What is PPDS and does my cafe need to follow Natasha's Law?

PPDS means Pre-Packed for Direct Sale. If you make a sandwich, salad, wrap or cake on site, wrap it, and place it in a chiller or counter for the same customer at the same premises that day, it is PPDS. From 1 October 2021, every PPDS item must show the name of the food, a full ingredients list and the 14 named allergens emphasised in bold, italic or underline. This applies to most Devon cafes with a grab and go counter, to bakeries packing pastries on display, and to delis pre-packing cheeses or salads for self-service customers. Loose food sold to order across the counter is not PPDS, but you still must provide allergen information on request.

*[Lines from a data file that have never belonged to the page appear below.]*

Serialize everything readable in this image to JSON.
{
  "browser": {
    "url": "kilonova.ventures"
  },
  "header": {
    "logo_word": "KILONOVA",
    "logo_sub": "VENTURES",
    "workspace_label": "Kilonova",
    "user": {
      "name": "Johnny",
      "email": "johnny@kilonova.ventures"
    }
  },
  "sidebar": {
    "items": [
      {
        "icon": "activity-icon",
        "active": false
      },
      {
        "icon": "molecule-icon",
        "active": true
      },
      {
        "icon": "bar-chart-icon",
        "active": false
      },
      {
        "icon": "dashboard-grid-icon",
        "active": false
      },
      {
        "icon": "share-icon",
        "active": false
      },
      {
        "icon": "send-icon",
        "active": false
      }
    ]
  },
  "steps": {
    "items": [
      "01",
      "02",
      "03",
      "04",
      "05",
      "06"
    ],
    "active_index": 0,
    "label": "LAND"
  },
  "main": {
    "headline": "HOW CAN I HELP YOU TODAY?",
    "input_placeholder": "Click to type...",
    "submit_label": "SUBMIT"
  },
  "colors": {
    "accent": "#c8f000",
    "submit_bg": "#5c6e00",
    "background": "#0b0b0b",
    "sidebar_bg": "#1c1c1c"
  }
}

What does a TestSafe food safety audit cost and how is it different from an EHO inspection?

Audits start at £200 for a small cafe, with the exact quote confirmed on a free fifteen minute scoping call. We check the same areas as an EHO, food hygiene and safety, structure, and confidence in management, and we produce a written gap analysis with a prioritised action list. The key difference is that we have no regulatory power. Nothing we find ends up on a public score or a published notice. The aim is to fix it before the EHO arrives, so the rating that does go on your door is the one you want. The visit is structured around your service, so you do not lose covers.